Electronic rotons and Wigner crystallites in a two-dimensional dipole liquid

Abstract: A key concept proposed by Landau to explain superfluid liquid helium is the elementary excitation of quantum particles called rotons. The irregular arrangement of atoms in a liquid forms the aperiodic dispersion of rotons that played a pivotal role in understanding fractional quantum Hall liquid (magneto-rotons) and the supersolidity of Bose-Einstein condensates. Even for a two-dimensional electron or dipole liquid in the absence of a magnetic field, their repulsive interactions were predicted to form a roton minimum that can be used to trace the transition to Wigner crystals and superconductivity, but it has not been observed.
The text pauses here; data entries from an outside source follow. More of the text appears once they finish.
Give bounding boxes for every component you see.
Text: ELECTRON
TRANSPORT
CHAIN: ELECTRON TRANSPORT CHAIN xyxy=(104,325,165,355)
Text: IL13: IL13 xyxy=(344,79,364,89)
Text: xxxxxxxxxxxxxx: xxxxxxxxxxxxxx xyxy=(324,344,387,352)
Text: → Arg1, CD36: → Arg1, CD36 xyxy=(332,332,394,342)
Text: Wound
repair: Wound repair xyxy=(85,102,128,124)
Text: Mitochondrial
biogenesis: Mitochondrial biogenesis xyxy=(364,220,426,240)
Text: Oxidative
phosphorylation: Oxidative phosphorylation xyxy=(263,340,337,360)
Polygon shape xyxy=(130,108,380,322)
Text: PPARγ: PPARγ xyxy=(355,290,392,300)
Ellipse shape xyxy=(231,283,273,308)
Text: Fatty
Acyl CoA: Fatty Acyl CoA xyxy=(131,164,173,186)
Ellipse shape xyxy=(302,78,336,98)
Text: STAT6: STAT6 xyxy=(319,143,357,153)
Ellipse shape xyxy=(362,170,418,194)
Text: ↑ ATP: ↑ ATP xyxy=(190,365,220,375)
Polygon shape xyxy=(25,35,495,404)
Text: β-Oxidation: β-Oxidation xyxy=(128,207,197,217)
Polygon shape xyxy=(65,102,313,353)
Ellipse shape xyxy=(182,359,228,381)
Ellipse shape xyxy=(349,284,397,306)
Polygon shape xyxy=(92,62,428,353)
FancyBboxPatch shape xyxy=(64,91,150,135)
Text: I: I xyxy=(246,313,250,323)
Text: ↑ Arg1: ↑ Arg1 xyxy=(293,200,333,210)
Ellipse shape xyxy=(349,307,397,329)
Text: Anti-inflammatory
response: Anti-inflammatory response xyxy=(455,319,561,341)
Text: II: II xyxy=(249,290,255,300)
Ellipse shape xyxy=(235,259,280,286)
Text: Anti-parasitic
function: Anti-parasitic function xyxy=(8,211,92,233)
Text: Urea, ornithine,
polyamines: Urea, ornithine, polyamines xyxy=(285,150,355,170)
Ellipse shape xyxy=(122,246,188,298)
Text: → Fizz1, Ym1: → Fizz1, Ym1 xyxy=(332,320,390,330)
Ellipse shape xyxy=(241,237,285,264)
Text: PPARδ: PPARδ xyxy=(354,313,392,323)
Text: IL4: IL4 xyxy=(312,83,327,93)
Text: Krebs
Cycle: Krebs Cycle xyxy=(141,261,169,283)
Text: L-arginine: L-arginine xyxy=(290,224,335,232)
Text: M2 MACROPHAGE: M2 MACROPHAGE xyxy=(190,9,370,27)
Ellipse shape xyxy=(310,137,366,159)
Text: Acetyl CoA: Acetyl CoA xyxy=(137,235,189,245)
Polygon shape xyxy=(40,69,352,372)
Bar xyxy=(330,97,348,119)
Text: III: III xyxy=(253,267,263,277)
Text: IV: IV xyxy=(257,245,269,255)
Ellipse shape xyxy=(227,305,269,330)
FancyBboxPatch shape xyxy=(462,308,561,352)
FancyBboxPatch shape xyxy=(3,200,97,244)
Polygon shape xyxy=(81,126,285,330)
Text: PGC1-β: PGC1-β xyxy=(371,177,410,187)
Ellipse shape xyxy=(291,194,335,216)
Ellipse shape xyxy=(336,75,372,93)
Here, we report the observation of such electronic rotons in a two-dimensional dipole liquid of alkali-metal ions doping charges to surface layers of black phosphorus. Our data reveal a striking aperiodic dispersion of rotons characterized by a local minimum of energy at a finite momentum. As the density of dipoles decreases, where interactions dominate over kinetic energy, the roton gap reduces to 0 as in crystals, signalling Wigner crystallisation. Our model shows the importance of short-range order arising from repulsion between dipoles, which can be viewed as the formation of Wigner crystallites (bubbles or stripes) floating in the sea of Fermi liquids. Our results reveal that the primary origin of electronic rotons (and the pseudogap) is strong correlations.